Я увидел свое лицо в зеркале каюты: оно пылало. Раффлс, казалось, был ошарашен.
– Еще нет, – сказал он. – Но я планирую заполучить ее еще до того, как мы окажемся в Неаполе.
– Она на борту?
– Да.
– Но как… Где… У кого она?
– У маленького немецкого офицера, молокососа с перпендикулярными усами.
– Я видел его в курительной комнате.
– Да, это он. Он всегда там сидит. Герр капитан Вильгельм фон Хойман, если верить списку пассажиров. Что ж, он – специальный посланник императора, и он везет жемчужину с собой.
– Ты узнал это в Бремене?
– Нет, в Берлине, от знакомого газетчика. Стыдно признаться, Банни, но я здесь по делу!
Я расхохотался.
– Тут нечего стыдиться. Ты занимаешься тем, чем, как я надеялся в тот день на реке, ты предложишь мне заняться вместе с тобой.
– Ты НАДЕЯЛСЯ на это? – произнес Раффлс, широко распахнув глаза.
Теперь была его очередь удивляться, а моя – изображать гораздо больший стыд, чем я на самом деле чувствовал.
– Да, – ответил я. – Мне эта идея понравилась, хоть я и не собирался тебе об этом говорить.
– Но ты бы выслушал меня в тот день?
Я бы выслушал, о чем и сказал ему без тени смущения. Мой тон не был наглым, как вы понимаете, в нем не было вкуса, присущего человеку, который ввязывается в подобные авантюры просто из любви к ним. Это был уклончивый и в то же время вызывающий тон человека, сквозь зубы признающего, что его попытки жить честной жизнью провалились. Впрочем, я сказал ему гораздо больше. С вдохновением расписывал я ему свою безнадежную борьбу и неизбежное поражение, которые и не могли быть иными для человека с моим прошлым, пусть об этом прошлом и знал лишь только я сам. Это была старая как мир история о воре, пытавшемся стать честным человеком. Вор пошел против своей собственной природы, и результат его попыток был предопределен.

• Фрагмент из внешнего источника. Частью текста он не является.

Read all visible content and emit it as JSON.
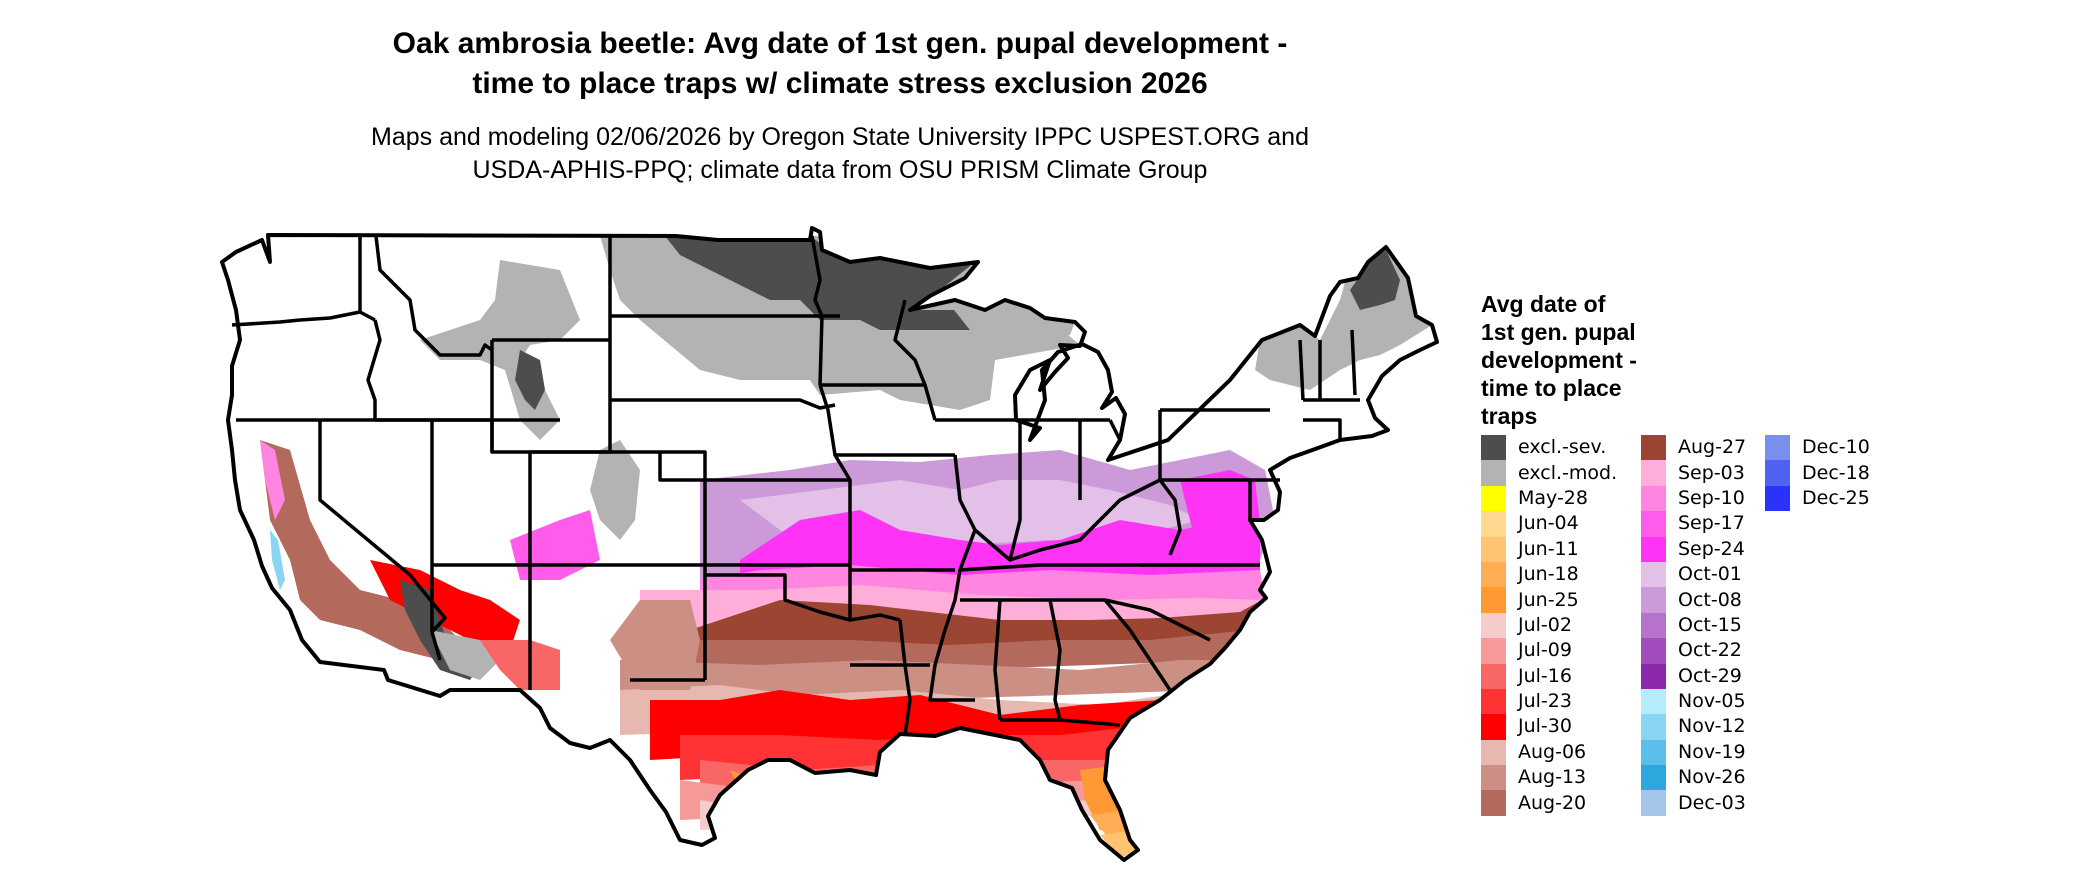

Раффлс был совершенно со мной не согласен. Он лишь качал головой по поводу моих обывательских взглядов. Человеческая жизнь была как шахматная доска, так почему было не примириться с самим собой и не стать черно-белым? Откуда это желание быть чем-то одним, подобно нашим предкам на сцене или в старомодной литературе? Сам он наслаждался бытием на всех клетках доски, одинаково любя и свет, и тень. Мои выводы казались ему абсурдными.
– Но в своем заблуждении ты оказался в хорошей компании, Банни. Ты не единственный дешевый моралист, выступающий с пустыми проповедями. Первым и худшим из всех был старик Вергилий. Я же выбираюсь из Авернуса[53]

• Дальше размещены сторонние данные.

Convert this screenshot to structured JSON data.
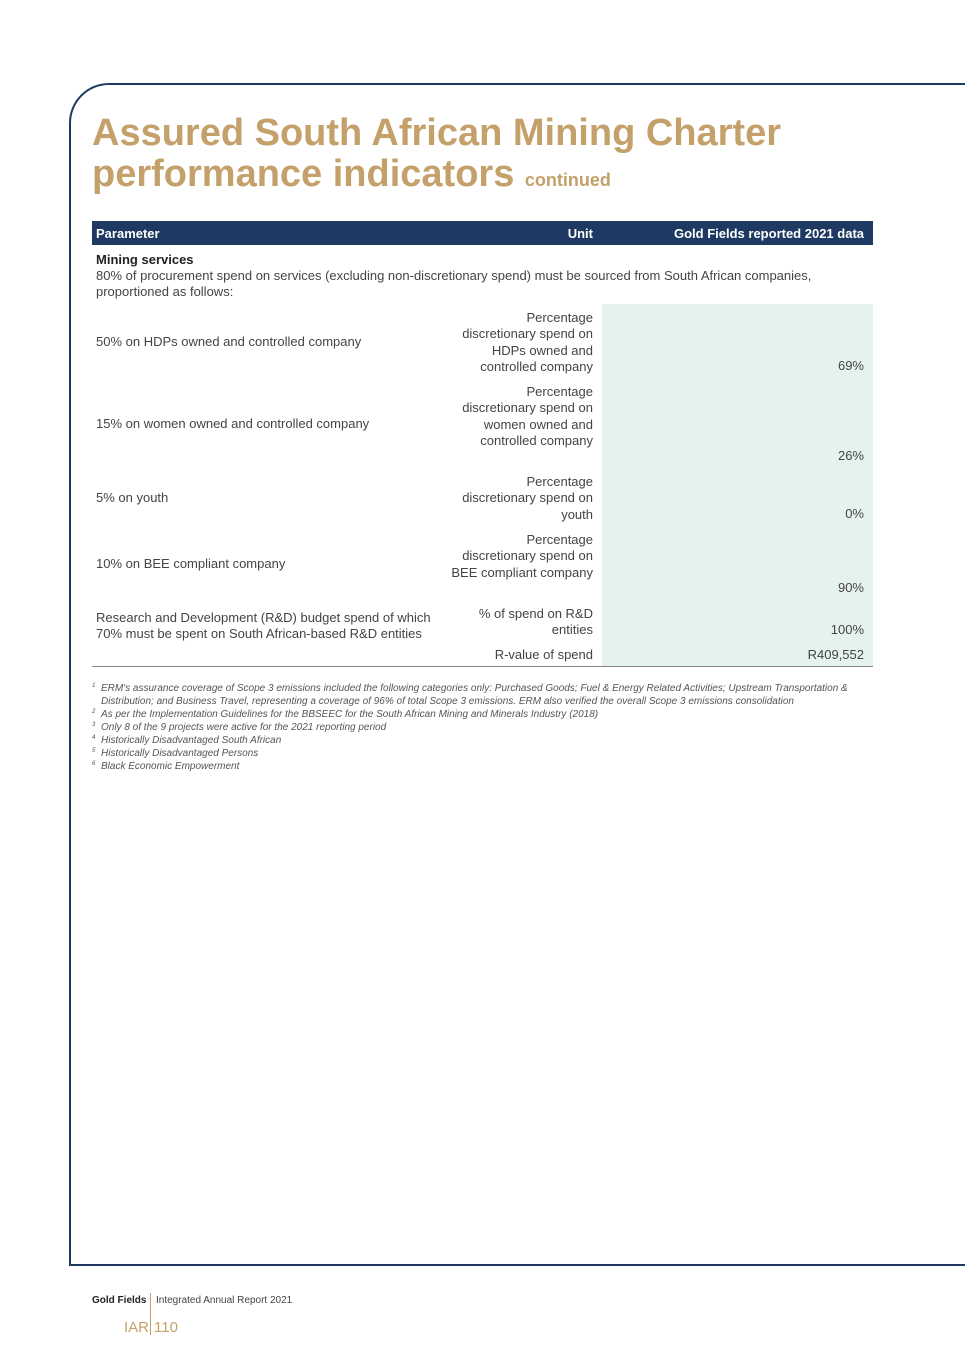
{
  "title": {
    "line1": "Assured South African Mining Charter",
    "line2": "performance indicators",
    "suffix": "continued"
  },
  "table": {
    "headers": {
      "parameter": "Parameter",
      "unit": "Unit",
      "data": "Gold Fields reported 2021 data"
    },
    "section": {
      "heading": "Mining services",
      "text": "80% of procurement spend on services (excluding non-discretionary spend) must be sourced from South African companies, proportioned as follows:"
    },
    "rows": [
      {
        "parameter": "50% on HDPs owned and controlled company",
        "unit": "Percentage discretionary spend on HDPs owned and controlled company",
        "value": "69%"
      },
      {
        "parameter": "15% on women owned and controlled company",
        "unit": "Percentage discretionary spend on women owned and controlled company",
        "value": "26%"
      },
      {
        "parameter": "5% on youth",
        "unit": "Percentage discretionary spend on youth",
        "value": "0%"
      },
      {
        "parameter": "10% on BEE compliant company",
        "unit": "Percentage discretionary spend on BEE compliant company",
        "value": "90%"
      },
      {
        "parameter": "Research and Development (R&D) budget spend of which 70% must be spent on South African-based R&D entities",
        "unit": "% of spend on R&D entities",
        "value": "100%"
      },
      {
        "parameter": "",
        "unit": "R-value of spend",
        "value": "R409,552"
      }
    ]
  },
  "footnotes": [
    {
      "n": "1",
      "text": "ERM's assurance coverage of Scope 3 emissions included the following categories only: Purchased Goods; Fuel & Energy Related Activities; Upstream Transportation & Distribution; and Business Travel, representing a coverage of 96% of total Scope 3 emissions. ERM also verified the overall Scope 3 emissions consolidation"
    },
    {
      "n": "2",
      "text": "As per the Implementation Guidelines for the BBSEEC for the South African Mining and Minerals Industry (2018)"
    },
    {
      "n": "3",
      "text": "Only 8 of the 9 projects were active for the 2021 reporting period"
    },
    {
      "n": "4",
      "text": "Historically Disadvantaged South African"
    },
    {
      "n": "5",
      "text": "Historically Disadvantaged Persons"
    },
    {
      "n": "6",
      "text": "Black Economic Empowerment"
    }
  ],
  "footer": {
    "company": "Gold Fields",
    "report": "Integrated Annual Report 2021",
    "section": "IAR",
    "page": "110"
  },
  "colors": {
    "gold": "#c4a06a",
    "navy": "#1e3a63",
    "shade": "#e5f3ef"
  }
}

, когда захочу, и рано или поздно выберусь из него навсегда. Думаю, из меня не выйдет хорошей компании с ограниченной ответственностью. Однако я смогу уйти на покой и жить совершенно честной жизнью до конца своих дней. Возможно, для этого хватит даже одной-единственной жемчужины!– Значит, ты уже не думаешь, что она слишком заметна для продажи?
– Мы могли бы наворовать чего-то помельче и продать ее вместе с ним. Можно сделать так, чтобы все выглядело, словно мы продаем последнее. Во имя Юпитера, об этом будет говорить весь Тихоокеанский регион!
– Что ж, сначала нам нужно ее достать. Этот фон Как-там-его – крепкий орешек?
– Крепче, чем выглядит, и он дьявольски в себе уверен!
Пока он говорил, мимо открытой двери каюты проплыла белая спортивная юбка, за ней промелькнули рыжие, закрученные вверх усы.
– Но действительно ли наша цель – он? Разве жемчужина не у казначея?
Раффлс стоял в двери, хмуро всматриваясь в воды Те-Солента[54]
. На мгновение он, фыркнув, повернулся ко мне.– Мой дорогой друг, неужели ты всерьез думаешь, что пароходству известно о том, что на борту находится такой камень? Ты сказал, что она стоит сто тысяч фунтов. В Берлине ее называют бесценной. Думаю, даже шкипер не знает, что она у фон Хоймана при себе.
– А она у него при себе?
– Должна быть.
– Так нам нужно разобраться лишь с ним?
Он ответил мне, не произнеся ни единого слова. Мимо каюты вновь проплыло что-то белое, и Раффлс покинул ее, присоединившись к мисс Вернер и фон Хойману на верхней палубе.